Tagged sentence: salmon/NOUN is/VERB the/ADJECTIVE catch/NOUN of/OTHER
the/ADJECTIVE day/NOUN ./OTHER
|
Sentence Likelihood
HMMs can be used to predict if one sentence is more likely to occur than another one, by comparing the observation probability of a certain sequence of words with another sequence. So for example, we find that the HMM believes that sentences spoken by Master Yoda of Star Wars fame are less likely to occur in "normal" English than sentences expressing similar meaning that you or I would speak.
1
2
3
4
5
6
7
8
9
10
11
12 | @Test
public void testObservationProbability() throws Exception {
HmmTagger hmmTagger = new HmmTagger();
hmmTagger.setDataDir("/opt/brown-2.0");
hmmTagger.setDictionaryLocation("src/test/resources/brown_dict.txt");
hmmTagger.setHmmFileName("src/test/resources/hmm_tagger.dat");
Hmm<ObservationInteger> hmm = hmmTagger.buildFromHmmFile();
System.out.println("P(I am worried)=" +
hmmTagger.getObservationProbability("I am worried", hmm));
System.out.println("P(Worried I am)=" +
hmmTagger.getObservationProbability("Worried I am", hmm));
}
|
As expected, our results indicate that the HMM understands us better than it understands Master Yoda.
1
2 | P(I am worried)=5.446081633660202E-11
P(Worried I am)=1.2623833954125002E-11
|
Unsupervised Learning
The final problem we can solve with a HMM is to build one from a set of untagged data. This HMM can then be used for solving the Sentence Likelihood problem, but not the POS Tagging or the WSD problems. To set this up, I picked up a bunch of of Yoda quotes from this page and fed it into a newly instantiated HMM. I then took the same two sentences and asked the HMM which was more probable. Here is the test code snippet to do that:
1
2
3
4
5
6
7
8
9
10
11
12
13
14
15
16
17
18
19
20
21
22
23
24
25
26
27
28
29
30
31 | @Test
public void testTeachYodaAndObserveProbabilities() throws Exception {
List<String> sentences = Arrays.asList(new String[] {
"Powerful you have become .",
"The dark side I sense in you .",
"Grave danger you are in .",
"Impatient you are .",
"Try not .",
"Do or do not there is no try .",
"Consume you the dark path will .",
"Always in motion is the future .",
"Around the survivors a perimeter create .",
"Size matters not .",
"Blind we are if creation of this army we could not see .",
"Help you I can yes .",
"Strong am I with the force .",
"Agree with you the council does .",
"Your apprentice he will be .",
"Worried I am .",
"Always two there are .",
"When 900 years you reach look as good you will not ."
});
HmmTagger hmmTagger = new HmmTagger();
hmmTagger.setDataDir("/opt/brown-2.0");
hmmTagger.setDictionaryLocation("src/test/resources/brown_dict.txt");
Hmm<ObservationInteger> learnedHmm = hmmTagger.teach(sentences);
System.out.println("P(Worried I am)=" +
hmmTagger.getObservationProbability("Worried I am", learnedHmm));
System.out.println("P(I am worried)=" +
hmmTagger.getObservationProbability("I am worried", learnedHmm));
}
|
Now, as you can see, this new HMM understands Yoda better than it understands us :-).
1
2 | P(Worried I am)=4.455273233553778E-6
P(I am worried)=2.4569521508568634E-6
|
Conclusions
Personally, this learning curve was quite a steep one for me. The theory was fairly easy to grasp from an intuitive standpoint, but then understanding how to model the POS tagging problem as a HMM took me a while. Once I crossed that hurdle, it took me a fair bit of effort to figure out how to use Jahmm to build and solve a HMM.
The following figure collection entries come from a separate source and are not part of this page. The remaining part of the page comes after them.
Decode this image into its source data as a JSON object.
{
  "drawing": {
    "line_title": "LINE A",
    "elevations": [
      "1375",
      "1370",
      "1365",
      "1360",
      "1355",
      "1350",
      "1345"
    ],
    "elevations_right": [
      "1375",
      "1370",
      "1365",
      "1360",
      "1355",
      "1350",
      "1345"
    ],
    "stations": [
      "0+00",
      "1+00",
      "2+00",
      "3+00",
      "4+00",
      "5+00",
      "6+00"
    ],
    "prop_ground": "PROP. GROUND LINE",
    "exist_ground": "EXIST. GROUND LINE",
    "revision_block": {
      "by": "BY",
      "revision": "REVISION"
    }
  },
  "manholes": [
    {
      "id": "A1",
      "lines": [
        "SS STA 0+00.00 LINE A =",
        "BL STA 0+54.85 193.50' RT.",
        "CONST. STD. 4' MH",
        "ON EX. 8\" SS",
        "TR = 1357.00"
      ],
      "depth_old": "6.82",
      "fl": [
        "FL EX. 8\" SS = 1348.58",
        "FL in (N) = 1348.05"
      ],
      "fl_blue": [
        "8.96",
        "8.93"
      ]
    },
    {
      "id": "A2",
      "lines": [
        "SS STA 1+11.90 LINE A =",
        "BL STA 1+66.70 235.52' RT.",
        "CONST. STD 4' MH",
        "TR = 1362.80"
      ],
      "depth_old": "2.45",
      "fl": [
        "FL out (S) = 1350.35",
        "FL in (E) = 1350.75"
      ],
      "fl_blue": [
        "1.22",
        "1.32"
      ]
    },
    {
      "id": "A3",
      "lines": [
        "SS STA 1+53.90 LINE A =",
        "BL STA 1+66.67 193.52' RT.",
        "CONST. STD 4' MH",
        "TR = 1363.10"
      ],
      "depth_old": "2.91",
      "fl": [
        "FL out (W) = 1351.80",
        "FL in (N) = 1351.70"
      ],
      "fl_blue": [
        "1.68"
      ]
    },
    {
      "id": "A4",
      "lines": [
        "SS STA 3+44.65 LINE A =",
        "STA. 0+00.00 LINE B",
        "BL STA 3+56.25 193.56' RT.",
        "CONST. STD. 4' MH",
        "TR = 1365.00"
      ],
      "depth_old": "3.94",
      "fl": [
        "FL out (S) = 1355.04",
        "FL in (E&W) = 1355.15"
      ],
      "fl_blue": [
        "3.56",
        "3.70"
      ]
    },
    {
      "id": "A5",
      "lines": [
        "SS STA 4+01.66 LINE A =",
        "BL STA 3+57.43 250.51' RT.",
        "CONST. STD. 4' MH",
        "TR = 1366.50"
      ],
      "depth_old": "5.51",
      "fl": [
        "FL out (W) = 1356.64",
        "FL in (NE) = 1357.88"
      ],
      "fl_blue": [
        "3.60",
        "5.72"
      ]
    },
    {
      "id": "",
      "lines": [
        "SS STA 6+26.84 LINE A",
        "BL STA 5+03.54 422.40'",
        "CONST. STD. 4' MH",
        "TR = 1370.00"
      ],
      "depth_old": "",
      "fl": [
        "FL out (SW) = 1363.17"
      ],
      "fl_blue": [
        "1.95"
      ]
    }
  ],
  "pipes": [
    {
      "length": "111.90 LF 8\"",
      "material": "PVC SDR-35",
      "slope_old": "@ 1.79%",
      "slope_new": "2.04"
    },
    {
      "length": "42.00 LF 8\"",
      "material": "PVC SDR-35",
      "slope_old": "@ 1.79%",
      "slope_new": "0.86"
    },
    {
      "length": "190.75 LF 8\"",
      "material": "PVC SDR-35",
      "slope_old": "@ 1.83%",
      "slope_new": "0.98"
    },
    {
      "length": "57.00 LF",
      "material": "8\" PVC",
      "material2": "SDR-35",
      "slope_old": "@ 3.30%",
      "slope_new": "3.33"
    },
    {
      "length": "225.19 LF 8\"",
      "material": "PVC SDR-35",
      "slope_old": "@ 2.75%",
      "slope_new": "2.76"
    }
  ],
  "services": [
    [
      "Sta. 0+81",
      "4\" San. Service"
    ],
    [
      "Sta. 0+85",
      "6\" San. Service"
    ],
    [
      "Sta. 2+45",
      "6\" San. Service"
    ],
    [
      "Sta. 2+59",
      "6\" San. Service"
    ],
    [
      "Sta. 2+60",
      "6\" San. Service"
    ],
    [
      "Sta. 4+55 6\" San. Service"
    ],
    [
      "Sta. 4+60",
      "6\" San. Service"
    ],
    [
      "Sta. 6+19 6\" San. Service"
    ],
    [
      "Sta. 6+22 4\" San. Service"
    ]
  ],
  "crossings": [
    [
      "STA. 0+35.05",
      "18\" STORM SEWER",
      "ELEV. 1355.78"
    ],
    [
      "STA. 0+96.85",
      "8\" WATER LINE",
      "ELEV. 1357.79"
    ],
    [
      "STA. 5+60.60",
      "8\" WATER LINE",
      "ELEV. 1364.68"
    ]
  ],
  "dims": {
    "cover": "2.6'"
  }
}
I think it was worth it, though. HMMs are a very powerful modeling tool for text mining, and can be used to model a variety of real life situations. Using a library such as Jahmm means that you just have to figure out how to model your problem and to solve it using the tools provided.
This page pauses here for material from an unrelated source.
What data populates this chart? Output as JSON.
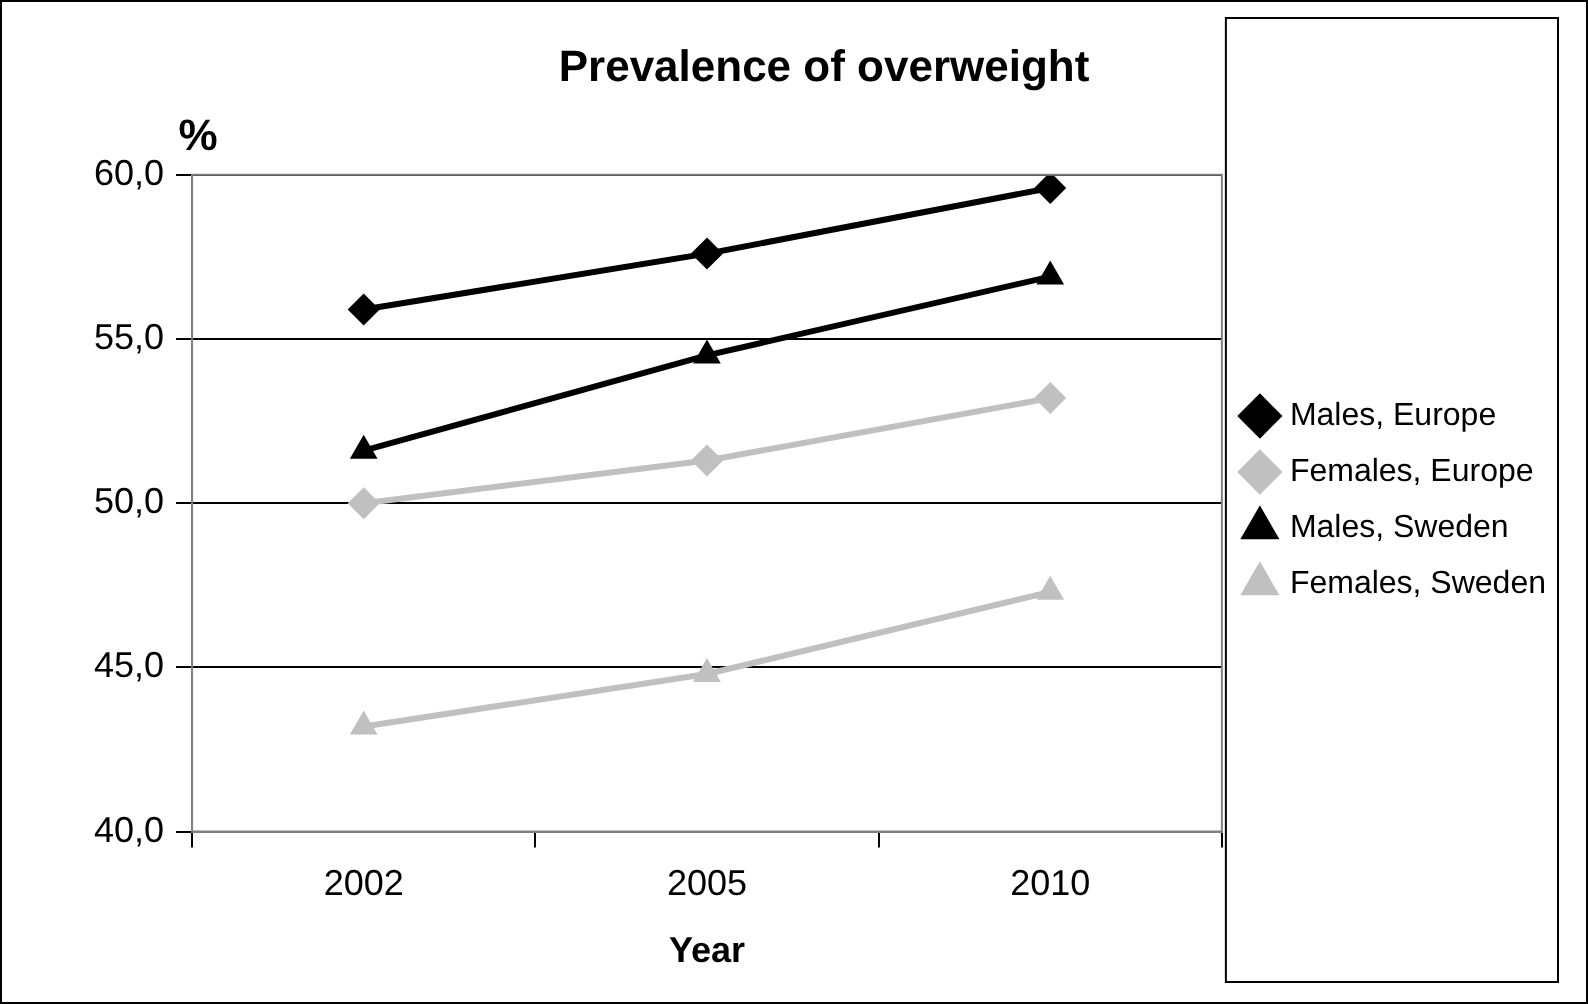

Hopefully, if you've been reading this far, and you started out not knowing or with a vague idea of what an HMM was and how it could be used for POS tagging (as was my situation couple of months ago), this post has provided some information as well as an example of using the Jahmm API to build and solve an HMM.
Update 2009-04-26: In recent posts, I have been building on code written and described in previous posts, so there were (and rightly so) quite a few requests for the code. So I've created a project on Sourceforge to host the code. You will find the complete source code built so far in the project's SVN repository.